If an infection involves interdigital candidiasis, paronychia and diaper rash, subject is likely to have cutaneous candidiasis. Otherwise, if an infection involves body fluid and internal organs damages, subject will experience pulmonary candidiasis, invasive and disseminated candidiasis, gastrointestinal candidiasis and candidemia. C. tropicalis colonization is favoured in the gastrointestinal tract; a common risk factor for individuals that are susceptible for invasive candidiasis development. Candidemia is a worldwide bloodstream disease mainly affecting peripheral organs in humans. Usually, candidemia caused by C. tropicalis are associated with cancer patients that have either leukemia or neutropenia. According to the data obtained from 2010, frequency of candidemia is 12-25% in the US, 4.5-9% in Europe, 20-24% in Brazil and 20-60% in South Asia. C. tropicalis can cause nosocomial fungal bloodstream infections along with C. glabrata and C. parapsilosis. Mortality rate of invasive and disseminated infections caused by C. tropicalis is high, ranging from 40% to 70%. Risk factors that contribute to the high rate are leukemia, anti-neoplastic chemotherapy, previous neutropenia, central venous catheters, long stay on intensive care and total parenteral nutrition. Although children infections are not as common seen as in adults, leukemia, secondary neutropenia and bone marrow transplantation are factors favouring C. tropicalis infections. Another infection seen commonly in patients who have leukemia and secondary neutropenia, is chronic disseminated candidiasis (CDC) is another type of disseminated candida infection that mainly develops in the liver, spleen and kidney.

==Treatment and prevention==
The most important and most essential step to prevent contact with the fungi species is by washing the hands.
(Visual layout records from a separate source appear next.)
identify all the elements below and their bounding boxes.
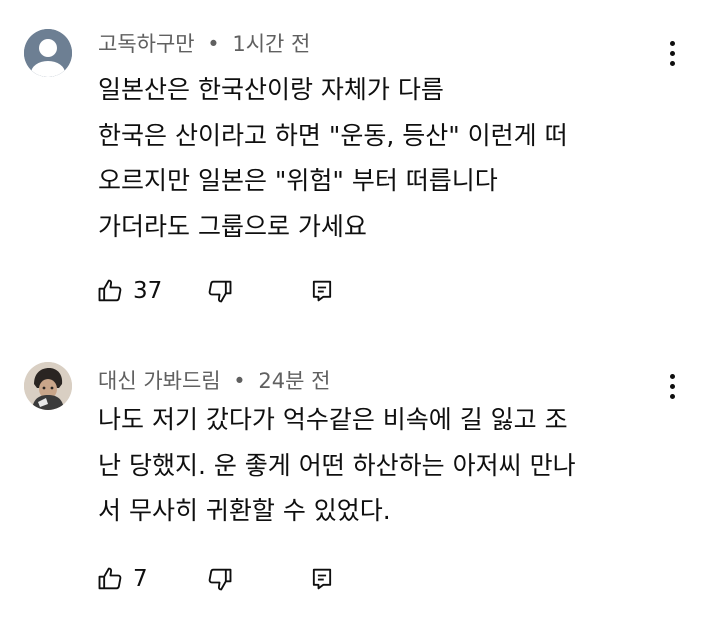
comment-text: 나도 저기 갔다가 억수같은 비속에 길 잃고 조 난 당했지. 운 좋게 어떤… — [98, 397, 670, 534]
author-name[interactable]: 대신 가봐드림 — [98, 369, 221, 393]
comment-line: 서 무사히 귀환할 수 있었다. — [98, 496, 391, 525]
photo-avatar-icon — [24, 362, 72, 410]
thumbs-down-icon — [208, 568, 232, 591]
author-name[interactable]: 고독하구만 — [98, 32, 195, 56]
comment-line: 오르지만 일본은 "위험" 부터 떠릅니다 — [98, 166, 498, 195]
thumbs-up-icon — [98, 279, 122, 302]
more-vert-icon[interactable] — [660, 35, 684, 71]
meta-separator: • — [233, 369, 246, 393]
reply-button[interactable] — [308, 273, 336, 309]
comment-thread-item: 고독하구만 • 1시간 전 일본산은 한국산이랑 자체가 다름 한국은 산이라고… — [0, 0, 720, 320]
like-button[interactable]: 37 — [96, 273, 162, 309]
comment-action-bar: 7 — [96, 561, 356, 597]
reply-button[interactable] — [308, 561, 336, 597]
comment-thread-item: 대신 가봐드림 • 24분 전 나도 저기 갔다가 억수같은 비속에 길 잃고 … — [0, 320, 720, 627]
meta-separator: • — [207, 32, 220, 56]
thumbs-up-icon — [98, 567, 122, 590]
reply-icon — [312, 568, 332, 590]
like-count: 7 — [133, 566, 148, 592]
comment-line: 가더라도 그룹으로 가세요 — [98, 211, 367, 241]
comment-line: 난 당했지. 운 좋게 어떤 하산하는 아저씨 만나 — [98, 450, 576, 480]
default-person-avatar-icon — [24, 29, 72, 77]
like-count: 37 — [133, 278, 163, 304]
like-button[interactable]: 7 — [96, 561, 148, 597]
comment-time[interactable]: 24분 전 — [258, 369, 330, 393]
thumbs-down-icon — [208, 280, 232, 303]
author-avatar[interactable] — [24, 362, 72, 410]
comment-line: 나도 저기 갔다가 억수같은 비속에 길 잃고 조 — [98, 405, 568, 434]
author-avatar[interactable] — [24, 29, 72, 77]
comment-time[interactable]: 1시간 전 — [232, 32, 310, 56]
comment-header: 고독하구만 • 1시간 전 — [98, 28, 310, 58]
dislike-button[interactable] — [206, 273, 234, 309]
comment-text: 일본산은 한국산이랑 자체가 다름 한국은 산이라고 하면 "운동, 등산" 이… — [98, 67, 670, 249]
comment-line: 일본산은 한국산이랑 자체가 다름 — [98, 75, 444, 104]
comment-action-bar: 37 — [96, 273, 356, 309]
comment-header: 대신 가봐드림 • 24분 전 — [98, 365, 330, 395]
reply-icon — [312, 280, 332, 302]
comment-line: 한국은 산이라고 하면 "운동, 등산" 이런게 떠 — [98, 120, 568, 150]
dislike-button[interactable] — [206, 561, 234, 597]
There are several types of therapy for the different level of infections caused by C. tropicalis. Normally, antifungal agents are used to treat these infections. Amphotericin B deoxycholate is the most common treatment antifungal agent used to treat Candida infections. Topical antifungal agents are commonly taken in 3 forms: oral suspension, ointment and powder. Oral suspension is mainly used to treat thrush whereas ointment is directly applied onto the infected section. Nystatin is a type of antifungal agent used because it is not absorbed by the gastrointestinal tract. These types of agents will function to lower candida species’ phospholipases activities. Flucytosine (5FC) is another type of therapy treatment including 3 agents used; caspofungin, micafungin and anidulafungin. Usage of caspofungin will efficiently target against oropharyngeal and oesophageal candidiasis and invasive candidiasis. Micafungin, compared to amphotericin B, it is more efficient. Anidulafungin results are similar to Caspofungin and Micafungin. echinocandin are a type of non-competitive inhibitors of cell wall 1,3-b-D-glucan synthase complex mainly used to treat fungal infections.
Azoles are agents that can deplete ergosterol, the main component of the fungus cell wall membrane, in order to inhibit fungal growth. fluconazole is water-soluble, ready to be taken orally. C. tropicalis can rapidly develop resistance towards fluconazole therefore it's not recommended to retreat fluconazole-treated patients with recurrent candidiasis. Other azoles that are highly active against C. tropicalis are itraconazole, voriconazole, posaconazole, ravuconazole and isavuconazole. Voriconazole is a new generation from fluconazole with a higher potential of broad spectrum activity. All of the mentioned treatments and drug therapies can also be applied onto neonates and premature newborns taking into account the amount of recommended dose. Although there are several ways to treat the different types of C. tropicalis’ infections, the best way to improve treatments results is to improve host immune system.